Experience a beautiful timelapse tour to Ilulissat Icefjord. This timelapse film project is made by photographer Bo Normander and timelapse expert Casper Rolsted.
In October 2019, the film was selected as one of the best films on Vimeo and received the honorful Staff Pick badge.
Ilulissat Icefjord is a natural site of outstanding beauty created by inland ice and gigantic icebergs from the Sermeq Kujalleq glacier at the head of the fjord. In 2004, Ilulissat Icefjord was included on the UNESCO World Heritage List, hence achieving the highest international recognition for nature of irreplaceable value.
Ilulissat Icefjord is 4 to 6 km wide and 70 km long. It is shaped like an elongated trough formed by drifting glacial ice that has cut deep into the bedrock for millennia like a river of gravel, stone, and ice. The fjord is over a thousand metres deep but at the mouth of the fjord, where it meets Disko Bay at Sermermiut south of Ilulissat, the largest icebergs run aground on the Iceberg Bank as the fjord here is only 200 to 300 metres deep. The banks were made up in pre-historic times by glacial deposits of stone and eroded material. It is an amazing view from Sermermiut overlooking the stranded icebergs – the largest of which can extend up to 100 metres above sea level.
Over the past decade, the Sermeq Kujalleq glacier has doubled its speed so that today it moves at about 40 metres per day. That makes it one of the world’s fastest glaciers. It calves an impressive 40 to 50 cubic kilometres of ice a year, equivalent to one tenth of the total production of icebergs from the Greenland ice sheet. If this amount of ice was melted it would provide enough water to cover all of the United States’ annual water consumption.
The largest icebergs from Sermeq Kujalleq are up to 1.5 cubic kilometres with a height of up to 120 m above sea level. However, the majority of an iceberg, over 80% of its mass, is located below sea level.

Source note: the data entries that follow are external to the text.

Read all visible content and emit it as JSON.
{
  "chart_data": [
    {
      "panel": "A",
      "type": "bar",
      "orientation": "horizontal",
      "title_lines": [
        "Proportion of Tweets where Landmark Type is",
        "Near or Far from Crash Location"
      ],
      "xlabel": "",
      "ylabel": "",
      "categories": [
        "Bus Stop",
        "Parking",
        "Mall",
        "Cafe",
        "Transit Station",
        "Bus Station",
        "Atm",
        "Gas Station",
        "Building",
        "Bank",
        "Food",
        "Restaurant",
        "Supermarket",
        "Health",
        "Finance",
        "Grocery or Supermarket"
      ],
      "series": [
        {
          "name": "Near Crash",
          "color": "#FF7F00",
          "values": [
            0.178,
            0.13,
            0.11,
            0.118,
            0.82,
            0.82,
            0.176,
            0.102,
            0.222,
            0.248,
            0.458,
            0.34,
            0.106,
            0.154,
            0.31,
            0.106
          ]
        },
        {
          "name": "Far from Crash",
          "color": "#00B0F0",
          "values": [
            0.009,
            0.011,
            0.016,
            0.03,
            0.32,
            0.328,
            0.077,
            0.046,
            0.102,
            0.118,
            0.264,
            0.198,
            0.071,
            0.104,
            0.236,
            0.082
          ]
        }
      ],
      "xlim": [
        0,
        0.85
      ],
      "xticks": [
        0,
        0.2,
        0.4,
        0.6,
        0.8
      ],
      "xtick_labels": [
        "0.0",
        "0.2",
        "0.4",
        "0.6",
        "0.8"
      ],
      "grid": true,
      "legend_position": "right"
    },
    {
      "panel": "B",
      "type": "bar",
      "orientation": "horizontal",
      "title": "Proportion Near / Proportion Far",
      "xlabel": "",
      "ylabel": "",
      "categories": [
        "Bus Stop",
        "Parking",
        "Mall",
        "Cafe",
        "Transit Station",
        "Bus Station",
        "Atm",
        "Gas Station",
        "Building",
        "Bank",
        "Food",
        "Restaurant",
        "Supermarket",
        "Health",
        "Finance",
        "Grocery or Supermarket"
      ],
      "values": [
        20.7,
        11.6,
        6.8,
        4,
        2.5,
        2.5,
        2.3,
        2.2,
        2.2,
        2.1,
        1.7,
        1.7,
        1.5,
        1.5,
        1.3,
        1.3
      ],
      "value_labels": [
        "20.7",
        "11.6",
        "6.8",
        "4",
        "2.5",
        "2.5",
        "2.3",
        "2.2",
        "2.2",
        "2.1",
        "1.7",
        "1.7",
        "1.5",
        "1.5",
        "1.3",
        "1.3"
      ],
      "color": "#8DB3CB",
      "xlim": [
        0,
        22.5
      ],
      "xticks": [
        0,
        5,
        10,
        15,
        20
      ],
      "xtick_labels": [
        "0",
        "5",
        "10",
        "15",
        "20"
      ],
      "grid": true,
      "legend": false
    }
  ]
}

The Sermeq Kujalleq glacier contributes to a rich marine environment in several ways. The melt-water from the glacier ice contains varying quantities of nutrients and the icebergs create turbulence in the water column when they melt or turn around. This brings relatively warm and nutrient-rich water from deeper layers to the surface. Along with the tide, which is up to three metres between high tide and low tide, these conditions create a dynamic environment that enhances planktonic growth, which in turn attracts fish and sea mammals. The Icefjord is particularly known for its fine stocks of halibut. The icebergs also make large parts of the fjord unreachable and therefore wildlife is relatively well protected from hunting and fishing.